As torpes tentativas do governo Bush de eliminar as evidências científicas em torno da mudança climática, provocada pelo aquecimento global, são as mais conhecidas. Em setembro de 2002, funcionários políticos, incluindo figuras que antes pressionaram a favor de companhias de petróleo, eliminaram um capítulo sobre aquecimento global do informe anual da Agência de Proteção Ambiental (EPA). Em junho de 2003, as demandas de extensas mudanças, em um capítulo sobre aquecimento global de outro relatório da EPA, obrigaram essa agência a suprimir totalmente o capítulo.
No outono passado, funcionários do governo ordenaram ao destacado especialista James Hansen, da Nasa, que eliminasse dados da Internet que sugeriam que 2005 poderia ser o ano mais quente já registrado. Logo se demonstrou que Hansen tinha razão, e em janeiro ele foi aos meios de comunicação denunciar as muitas tentativas para impedi-lo de falar sobre a mudança climática. “Hansen não podia conversar com jornalistas sem permissão, e esta lhe foi negada várias vezes”, afirmou Tom Devine, diretor legal do não-governamental Government Accountability Project (GAP-Projeto para a Responsabilidade do Governo).

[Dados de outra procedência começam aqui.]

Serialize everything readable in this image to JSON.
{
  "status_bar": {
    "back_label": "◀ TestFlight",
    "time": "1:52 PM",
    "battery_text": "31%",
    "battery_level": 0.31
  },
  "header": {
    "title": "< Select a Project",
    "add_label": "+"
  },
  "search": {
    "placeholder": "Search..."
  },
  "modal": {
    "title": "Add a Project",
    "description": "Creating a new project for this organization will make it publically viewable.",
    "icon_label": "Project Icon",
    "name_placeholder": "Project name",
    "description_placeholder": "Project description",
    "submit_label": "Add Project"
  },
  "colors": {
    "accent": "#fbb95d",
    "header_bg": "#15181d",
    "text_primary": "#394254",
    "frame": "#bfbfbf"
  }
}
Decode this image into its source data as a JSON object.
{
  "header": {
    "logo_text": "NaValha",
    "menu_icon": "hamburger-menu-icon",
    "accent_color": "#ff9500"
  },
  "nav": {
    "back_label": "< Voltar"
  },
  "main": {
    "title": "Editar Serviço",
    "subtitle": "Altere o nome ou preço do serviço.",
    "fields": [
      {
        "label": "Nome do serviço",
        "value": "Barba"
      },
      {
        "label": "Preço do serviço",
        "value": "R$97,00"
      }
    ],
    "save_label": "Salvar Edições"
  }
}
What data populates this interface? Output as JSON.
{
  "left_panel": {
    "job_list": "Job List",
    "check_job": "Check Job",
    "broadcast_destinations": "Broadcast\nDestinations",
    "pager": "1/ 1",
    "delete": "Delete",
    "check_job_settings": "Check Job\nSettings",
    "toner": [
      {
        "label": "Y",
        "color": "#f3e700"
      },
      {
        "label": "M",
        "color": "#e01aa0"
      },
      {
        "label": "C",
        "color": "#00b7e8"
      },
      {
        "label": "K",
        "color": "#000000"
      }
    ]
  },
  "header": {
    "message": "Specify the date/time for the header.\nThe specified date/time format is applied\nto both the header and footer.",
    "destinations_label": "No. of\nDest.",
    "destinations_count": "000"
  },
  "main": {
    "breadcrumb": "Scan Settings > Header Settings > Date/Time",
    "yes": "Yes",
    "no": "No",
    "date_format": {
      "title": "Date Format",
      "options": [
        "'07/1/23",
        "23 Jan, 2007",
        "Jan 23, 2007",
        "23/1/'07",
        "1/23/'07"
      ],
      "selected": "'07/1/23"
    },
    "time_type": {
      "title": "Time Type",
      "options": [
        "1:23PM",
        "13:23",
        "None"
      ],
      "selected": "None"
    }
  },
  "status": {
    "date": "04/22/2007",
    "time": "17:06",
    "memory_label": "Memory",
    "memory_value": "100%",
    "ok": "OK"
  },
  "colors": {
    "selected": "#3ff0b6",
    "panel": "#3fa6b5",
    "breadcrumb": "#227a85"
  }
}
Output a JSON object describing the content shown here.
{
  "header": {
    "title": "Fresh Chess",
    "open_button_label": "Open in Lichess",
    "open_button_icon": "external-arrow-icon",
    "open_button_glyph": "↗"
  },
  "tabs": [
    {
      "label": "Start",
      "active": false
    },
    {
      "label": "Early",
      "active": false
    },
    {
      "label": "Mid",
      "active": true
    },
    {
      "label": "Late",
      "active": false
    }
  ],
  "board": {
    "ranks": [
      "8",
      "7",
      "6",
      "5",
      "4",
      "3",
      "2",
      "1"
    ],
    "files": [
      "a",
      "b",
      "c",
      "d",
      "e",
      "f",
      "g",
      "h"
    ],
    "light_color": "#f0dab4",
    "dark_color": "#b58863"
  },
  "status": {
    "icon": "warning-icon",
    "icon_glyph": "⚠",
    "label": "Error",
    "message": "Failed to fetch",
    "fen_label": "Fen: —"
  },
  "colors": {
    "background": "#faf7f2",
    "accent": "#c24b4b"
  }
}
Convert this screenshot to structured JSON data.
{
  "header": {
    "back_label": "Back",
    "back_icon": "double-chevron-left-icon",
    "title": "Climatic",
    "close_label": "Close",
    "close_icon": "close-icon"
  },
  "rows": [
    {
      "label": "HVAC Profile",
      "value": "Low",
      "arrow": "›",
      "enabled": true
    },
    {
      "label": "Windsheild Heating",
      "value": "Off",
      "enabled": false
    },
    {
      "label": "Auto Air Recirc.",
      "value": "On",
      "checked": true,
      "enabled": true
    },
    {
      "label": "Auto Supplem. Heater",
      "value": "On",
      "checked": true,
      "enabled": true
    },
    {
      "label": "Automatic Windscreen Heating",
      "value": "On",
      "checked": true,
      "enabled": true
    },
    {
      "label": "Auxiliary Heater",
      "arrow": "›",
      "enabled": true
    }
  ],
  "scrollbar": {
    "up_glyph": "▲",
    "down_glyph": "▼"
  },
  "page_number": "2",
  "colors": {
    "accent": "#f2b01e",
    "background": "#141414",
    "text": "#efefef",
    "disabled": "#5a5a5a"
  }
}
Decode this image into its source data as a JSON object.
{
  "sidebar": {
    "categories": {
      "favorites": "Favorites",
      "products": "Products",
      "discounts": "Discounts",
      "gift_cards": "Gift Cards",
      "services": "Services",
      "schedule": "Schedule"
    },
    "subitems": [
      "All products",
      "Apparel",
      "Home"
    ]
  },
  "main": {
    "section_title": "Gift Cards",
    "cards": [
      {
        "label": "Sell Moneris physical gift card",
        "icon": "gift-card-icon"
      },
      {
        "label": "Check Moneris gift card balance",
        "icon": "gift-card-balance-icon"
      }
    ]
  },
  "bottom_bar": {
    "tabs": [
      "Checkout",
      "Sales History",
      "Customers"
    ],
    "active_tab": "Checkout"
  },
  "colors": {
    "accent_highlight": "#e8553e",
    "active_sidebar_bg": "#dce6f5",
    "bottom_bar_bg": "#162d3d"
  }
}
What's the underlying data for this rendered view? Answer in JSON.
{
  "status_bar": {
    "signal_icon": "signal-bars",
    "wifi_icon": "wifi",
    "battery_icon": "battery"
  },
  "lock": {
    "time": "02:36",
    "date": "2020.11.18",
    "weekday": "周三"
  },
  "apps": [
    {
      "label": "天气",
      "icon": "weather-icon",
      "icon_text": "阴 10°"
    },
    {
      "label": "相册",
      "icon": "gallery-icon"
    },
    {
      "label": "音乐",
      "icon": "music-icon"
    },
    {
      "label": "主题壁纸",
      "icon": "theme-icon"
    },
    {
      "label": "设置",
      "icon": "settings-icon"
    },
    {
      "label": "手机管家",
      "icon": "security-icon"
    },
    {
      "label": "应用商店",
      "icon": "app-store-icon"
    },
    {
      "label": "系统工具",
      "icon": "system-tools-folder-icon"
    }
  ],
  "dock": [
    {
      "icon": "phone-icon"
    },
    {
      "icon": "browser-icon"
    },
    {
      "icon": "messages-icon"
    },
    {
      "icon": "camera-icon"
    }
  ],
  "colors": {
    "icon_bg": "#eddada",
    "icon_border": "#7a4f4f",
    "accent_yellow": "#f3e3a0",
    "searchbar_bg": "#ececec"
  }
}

“E quando lhe permitiam falar, supunha-se que deveria apresentar o outro lado (do assunto) ou enfrentar severas conseqüências”, disse Devine ao Terramérica. “É uma intimidação sem precedentes e diferente de tudo o que vi em meus 27 anos de GAP”. Também é ilegal, segundo as leis norte-americanas, que protegem denunciantes de práticas corruptas dentro de sua organização e impedem que os governos silenciem seus funcionários. Entretanto, a maioria dos cientistas não conhece as leis e raramente lutam contra as tentativas de amordaçá-los, acrescentou.
“Nunca vi nada igual, que se aproximasse do grau de controle sobre a informação que flui dos cientistas para o público, como acontece agora”, afirmou recentemente Hansen, que agora é um dos clientes do GAP. As conseqüências deste abuso são funestas, segundo Michael Halpern, que preside o Programa de Integridade Científica da norte-americana Union of Concerned Scientists (União de Cientistas Comprometidos). “Esta tergiversação da ciência está debilitando o que foi uma parte enorme do êxito econômico dos Estados Unidos”, disse Halpern ao Terramérica.
Isto também está gerando mortes desnecessárias, acrescentou. Funcionários políticos da EPA, freqüentemente procedentes do mundo da indústria, ignoram recomendações feitas por cientistas ao estabelecerem novas regras de contaminação do ar em relação a emissões de mercúrio e fuligem. Também na Administração de Drogas e Alimentos dos Estados Unidos (FDA), empregados eliminaram pesquisas que revelavam que o popular analgésico Vioxx estava vinculado a 139 mil ataques cardíacos e derrames cerebrais.
Funcionários designados por Bush, não só implementaram regras favoráveis aos negócios, como também as elaboraram com base em seu conservadorismo religioso, assegurou Halpern. Na FDA invalidaram comissões científicas e negaram o acesso público a um anticoncepcional de emergência chamado “Plano B”. Além disso, no governamental Instituto Nacional do Câncer foi sugerido que existem vínculos entre o aborto e o câncer de mama, apesar de não haver nada de científico sobre isto, afirmou. “Os políticos necessitam de acesso à informação científica precisa e imparcial”, afirmou Halpern. “Estamos enfrentando um problema sem precedentes que ameaça a democracia norte-americana”, ressaltou.